Mein Herzschlag hallt wild in meinen Ohren wieder, mein Puls jagt unbarmherzig durch meine Venen, die Lieder meiner Augen flattern und dann bin ich wach. So plötzlich fällt die scheinbare Realität um mich herab, dass ich mich kurze Zeit noch immer in ihr gefangen sehe, doch letztendlich kehrt mein Verstand in meinen Geist zurück.

Noch etwas verwirrt nehme ich meine Umgebung in mich auf. Ein simples Hotelzimmer, wie immer. Einfach tapezierte Wände, sparsames Mobiliar, Staub in allen Ecken, das Fenster mit Gardinen umhüllt, die im Wind wehen, und neben mir grenzenlose Leere. Das könnte der Grund sein, warum ich nicht gut geschlafen habe, ich bin es nicht gewöhnt ohne ihn zu schlafen, nicht mehr.

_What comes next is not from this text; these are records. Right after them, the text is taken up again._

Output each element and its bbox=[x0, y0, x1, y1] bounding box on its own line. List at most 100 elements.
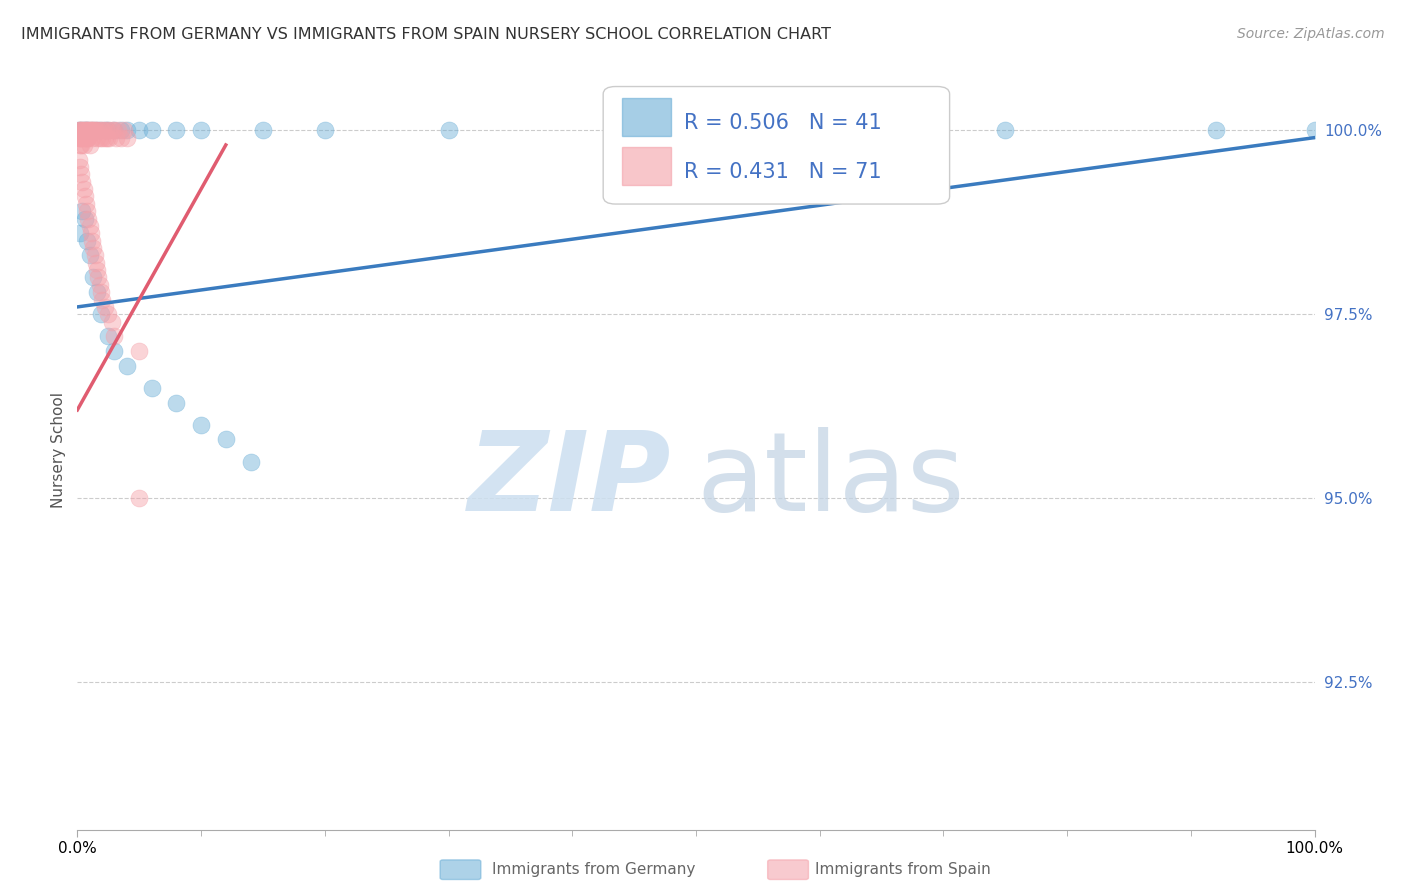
Point bbox=[69, 123, 91, 137]
Point bbox=[190, 417, 212, 432]
Point bbox=[115, 123, 138, 137]
Point bbox=[239, 454, 262, 468]
Point bbox=[75, 130, 97, 145]
Point bbox=[75, 123, 97, 137]
Point bbox=[75, 197, 97, 211]
Point bbox=[82, 123, 104, 137]
Point bbox=[77, 123, 100, 137]
Text: Immigrants from Germany: Immigrants from Germany bbox=[492, 863, 696, 877]
Point bbox=[79, 219, 101, 233]
Point bbox=[80, 227, 103, 241]
Point bbox=[97, 123, 120, 137]
Point bbox=[128, 491, 150, 506]
Point bbox=[128, 344, 150, 359]
Point bbox=[70, 130, 93, 145]
Y-axis label: Nursery School: Nursery School bbox=[51, 392, 66, 508]
Point bbox=[73, 189, 96, 203]
Point bbox=[994, 123, 1017, 137]
Point bbox=[97, 329, 120, 343]
Point bbox=[82, 123, 104, 137]
Point bbox=[128, 123, 150, 137]
Point bbox=[97, 307, 120, 321]
Point bbox=[89, 277, 111, 292]
Point bbox=[73, 130, 96, 145]
Point bbox=[72, 204, 94, 219]
Point bbox=[91, 123, 114, 137]
Point bbox=[69, 227, 91, 241]
Point bbox=[97, 123, 120, 137]
Point bbox=[83, 123, 105, 137]
Point bbox=[86, 285, 108, 300]
Point bbox=[72, 182, 94, 196]
Point bbox=[67, 123, 90, 137]
Point bbox=[103, 344, 125, 359]
Point bbox=[86, 130, 108, 145]
Point bbox=[82, 123, 104, 137]
Point bbox=[72, 130, 94, 145]
Point bbox=[90, 307, 112, 321]
Point bbox=[90, 285, 112, 300]
Bar bbox=[621, 147, 671, 186]
Point bbox=[82, 130, 104, 145]
Point bbox=[89, 130, 111, 145]
Point bbox=[72, 123, 94, 137]
FancyBboxPatch shape bbox=[603, 87, 949, 204]
Point bbox=[73, 211, 96, 226]
Point bbox=[89, 123, 111, 137]
Point bbox=[110, 123, 132, 137]
Point bbox=[314, 123, 336, 137]
Point bbox=[141, 123, 163, 137]
Point bbox=[101, 123, 124, 137]
Bar bbox=[621, 98, 671, 136]
Point bbox=[252, 123, 274, 137]
Point bbox=[91, 130, 114, 145]
Point bbox=[84, 123, 107, 137]
Point bbox=[67, 153, 90, 167]
Point bbox=[84, 256, 107, 270]
Point bbox=[93, 130, 115, 145]
Point bbox=[76, 234, 98, 248]
Point bbox=[93, 123, 115, 137]
Point bbox=[808, 123, 831, 137]
Text: Immigrants from Spain: Immigrants from Spain bbox=[815, 863, 991, 877]
Point bbox=[76, 204, 98, 219]
Point bbox=[77, 130, 100, 145]
Point bbox=[437, 123, 460, 137]
Point bbox=[115, 130, 138, 145]
Point bbox=[67, 130, 90, 145]
Point bbox=[82, 270, 104, 285]
Point bbox=[79, 123, 101, 137]
Point bbox=[1303, 123, 1326, 137]
Point bbox=[91, 293, 114, 307]
Point bbox=[83, 248, 105, 262]
Point bbox=[103, 123, 125, 137]
Point bbox=[112, 123, 135, 137]
Point bbox=[115, 359, 138, 373]
Point bbox=[67, 123, 90, 137]
Point bbox=[76, 130, 98, 145]
Point bbox=[82, 241, 104, 255]
Point bbox=[94, 123, 117, 137]
Point bbox=[141, 381, 163, 395]
Point bbox=[96, 130, 118, 145]
Point bbox=[104, 130, 127, 145]
Point bbox=[80, 123, 103, 137]
Point bbox=[103, 123, 125, 137]
Point bbox=[623, 123, 645, 137]
Point bbox=[165, 395, 187, 409]
Point bbox=[87, 123, 110, 137]
Point bbox=[86, 263, 108, 277]
Point bbox=[87, 270, 110, 285]
Point bbox=[69, 138, 91, 153]
Point bbox=[98, 130, 121, 145]
Text: R = 0.506   N = 41: R = 0.506 N = 41 bbox=[683, 113, 882, 133]
Point bbox=[79, 138, 101, 153]
Point bbox=[107, 123, 129, 137]
Text: ZIP: ZIP bbox=[468, 427, 671, 534]
Text: atlas: atlas bbox=[696, 427, 965, 534]
Point bbox=[103, 329, 125, 343]
Point bbox=[93, 300, 115, 314]
Point bbox=[70, 123, 93, 137]
Point bbox=[72, 123, 94, 137]
Point bbox=[77, 123, 100, 137]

Wo ist er und warum ist er nicht gekommen? Im nächsten Moment wird mir klar, was ich gerade gedacht habe und es erschreckt mich. Noch nie war ich von einem Mann in dieser Weise abhängig. Wir haben niemals eine Vereinbarung getroffen, an die er sich halten müsste, also warum bin ich so enttäuscht, dass er nicht gekommen ist? Es ist ja nicht so, dass wir immer nebeneinander schlafen, dennoch ist seine bloße Anwesenheit zu einer Notwendigkeit geworden, auf die ich nicht verzichten möchte oder kann.

Meine kalten Glieder sind fast taub ohne seine wärmende Nähe, jegliches Leben scheint aus meinem Körper entflohen und ich friere erbärmlich. Das offene Fenster bläst die kühle Nachtluft in mein Zimmer und in meine Knochen. Mit zitternden Fingern schlage ich die Decke zurück, der Schreck des Traumes noch immer in mir, der schon jetzt nur noch eine verblassende Erinnerung ist.

Auf schwachen, müden Knochen schwinge ich mich aus dem Bett, das entsetzlich unter mir quietscht. Ein Albtraum kann selbst aus einer starken Frau wie mir eine Schutzbedürftige machen und endlich habe ich keine Scheu es zuzugeben. Gemächlich laufe ich zum Fenster und ziehe die Gardinen zurück.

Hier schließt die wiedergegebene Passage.